Thermo Fisher to buy German genetic tester Qiagen in $11.5 billion deal
04 Mar 2020
Thermo Fisher Scientific Inc, a leading global provider of molecular diagnostics and sample preparation technologies, has agreed to acquire German genetic testing company Qiagen NV, in a deal worth $11.5 billion, in a bid to bolster its diagnostic business.
The $11.5 billion acquisition price of Qiagen, a leading global provider of molecular diagnostics and sample preparation technologies, also includes the assumption of approximately $1.4 billion of its net debt.
Thermo Fisher Scientific is the world leader in serving science, with revenues of more than $24 billion and approximately 70,000 employees globally.
"We are excited to bring together our complementary offerings to advance our customers' important work, from discovery to diagnostics," said Marc N Casper, chairman, president and chief executive officer of Thermo Fisher Scientific, adding that the transaction would be immediately accretive and to generate significant cost and revenue synergies.
Qiagen is a leading provider of life science and molecular diagnostic solutions and employs approximately 5,100 people at 35 locations in more than 25 countries.

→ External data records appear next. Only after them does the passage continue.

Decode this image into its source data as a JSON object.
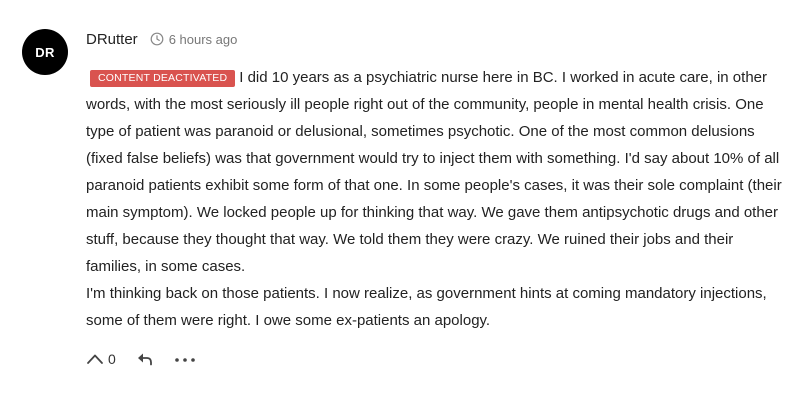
{
  "comment": {
    "avatar_initials": "DR",
    "author": "DRutter",
    "timestamp": "6 hours ago",
    "badge": "CONTENT DEACTIVATED",
    "body_first": "I did 10 years as a psychiatric nurse here in BC. I worked in acute care, in other words, with the most seriously ill people right out of the community, people in mental health crisis. One type of patient was paranoid or delusional, sometimes psychotic. One of the most common delusions (fixed false beliefs) was that government would try to inject them with something. I'd say about 10% of all paranoid patients exhibit some form of that one. In some people's cases, it was their sole complaint (their main symptom). We locked people up for thinking that way. We gave them antipsychotic drugs and other stuff, because they thought that way. We told them they were crazy. We ruined their jobs and their families, in some cases.",
    "body_second": "I'm thinking back on those patients. I now realize, as government hints at coming mandatory injections, some of them were right. I owe some ex-patients an apology.",
    "vote_count": "0"
  },
  "icons": {
    "clock": "clock-icon",
    "upvote": "chevron-up-icon",
    "reply": "reply-arrow-icon",
    "more": "more-dots-icon"
  },
  "colors": {
    "badge_bg": "#d9534f",
    "avatar_bg": "#000000",
    "meta_text": "#777777"
  }
}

The company generated 2019 revenue of $1.53 billion.
Its sample preparation technologies are used to extract, isolate and purify DNA, RNA and proteins from a wide range of biological samples. The company's assay technologies are then used to amplify and enrich these biomolecules to make them readily accessible for analysis. In addition, Qiagen’s instruments can be used to automate these workflows, while its bioinformatics systems provide customers with relevant, actionable insights.
"Our vision at Qiagen has always been to make improvements in life possible with our differentiated sample to insight molecular testing solutions," said Thierry Bernard, interim chief executive officer of Qiagen NV and senior vice president, head of the molecular diagnostics business area.
The transaction helps Thermo Fisher expand its specialty diagnostics portfolio with attractive molecular diagnostics capabilities, including infectious disease testing.
The combined company will accelerate the development of higher-specificity, faster and more comprehensive tests that may improve patient outcomes and reduce the cost of care. It will also have an expanded commercial and geographic reach and customer access.
Thermo Fisher expects to realise total synergies of $200 million by year three following the close, consisting of $150 million of cost synergies and $50 million of adjusted operating income1 benefit from revenue synergies.
The transaction, which is expected to be completed in the first half of 2021, is subject to the satisfaction of customary closing conditions, including the receipt of applicable regulatory approvals, the adoption of certain resolutions relating to the transaction at an extraordinary general meeting of Qiagen's shareholders, and completion of the tender offer.
Thermo Fisher has obtained committed bridge financing. Permanent funding is expected to come from cash on hand and the issuance of new debt. The transaction is not subject to any financing condition.
JP Morgan Securities LLC and Morgan Stanley & Co LLC are serving as financial advisors to Thermo Fisher, and Wachtell, Lipton, Rosen & Katz is serving as legal counsel.
Goldman Sachs International is serving as lead financial advisor for Qiagen while Barclays Bank is the financial advisor. De Brauw Blackstone Westbroek NV, Linklaters LLP and Mintz, Levin, Cohn, Ferris, Glovsky and Popeo PC are serving as legal counsel.